If the server stops and is restarted with binary log encryption still set to ON during the binary log master key rotation process, new binary log files and relay log files after the restart are encrypted using the new binary log master key. However, the re-encryption of existing files is not continued, so files that did not get re-encrypted before the server stopped are left encrypted using the previous binary log master key. To complete re-encryption and clean up unused binary log encryption keys, issue ALTER INSTANCE ROTATE BINLOG MASTER KEY again after the restart.

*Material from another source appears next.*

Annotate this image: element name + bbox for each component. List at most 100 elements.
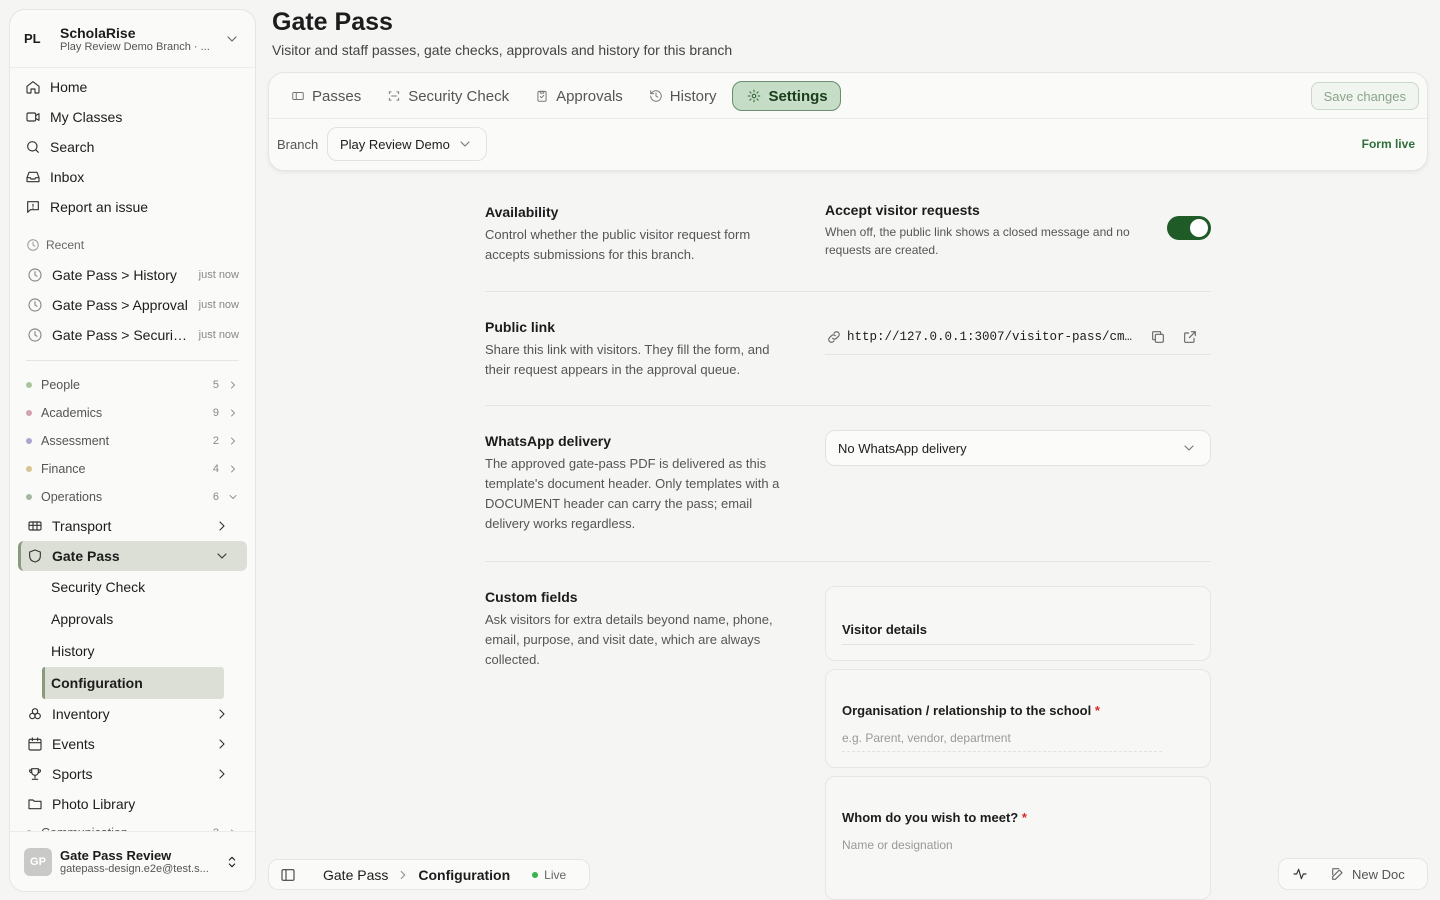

ALTER INSTANCE ROTATE BINLOG MASTER KEY actions are not written to the binary log and are not executed on replication slaves. Binary log master key rotation can therefore be carried out in replication environments including a mix of MySQL versions. To schedule regular rotation of the binary log master key on all applicable master and slave servers, you can enable the MySQL Event Scheduler on each server and issue the ALTER INSTANCE ROTATE BINLOG MASTER KEY statement using a CREATE EVENT statement. If you rotate the binary log master key because you suspect that the current or any of the previous binary log master keys might have been compromised, issue the statement on every applicable master and slave server. Issuing the statement on individual servers ensures that you can verify immediate compliance, even in the case of slaves that are lagging, belong to multiple replication topologies, or are not currently active in the replication topology but have binary log and relay log files.

The binlog_rotate_encryption_master_key_at_startup system variable controls whether the binary log master key is automatically rotated when the server is restarted. If this system variable is set to ON, a new binary log encryption key is generated and used as the new binary log master key whenever the server is restarted. If it is set to OFF, which is the default, the existing binary log master key is used again after the restart. When the binary log master key is rotated at startup, the file passwords for the new binary log and relay log files are encrypted using the new key. The file passwords for the existing encrypted binary log files and relay log files are not re-encrypted, so they remain encrypted using the old key, which remains available on the keyring.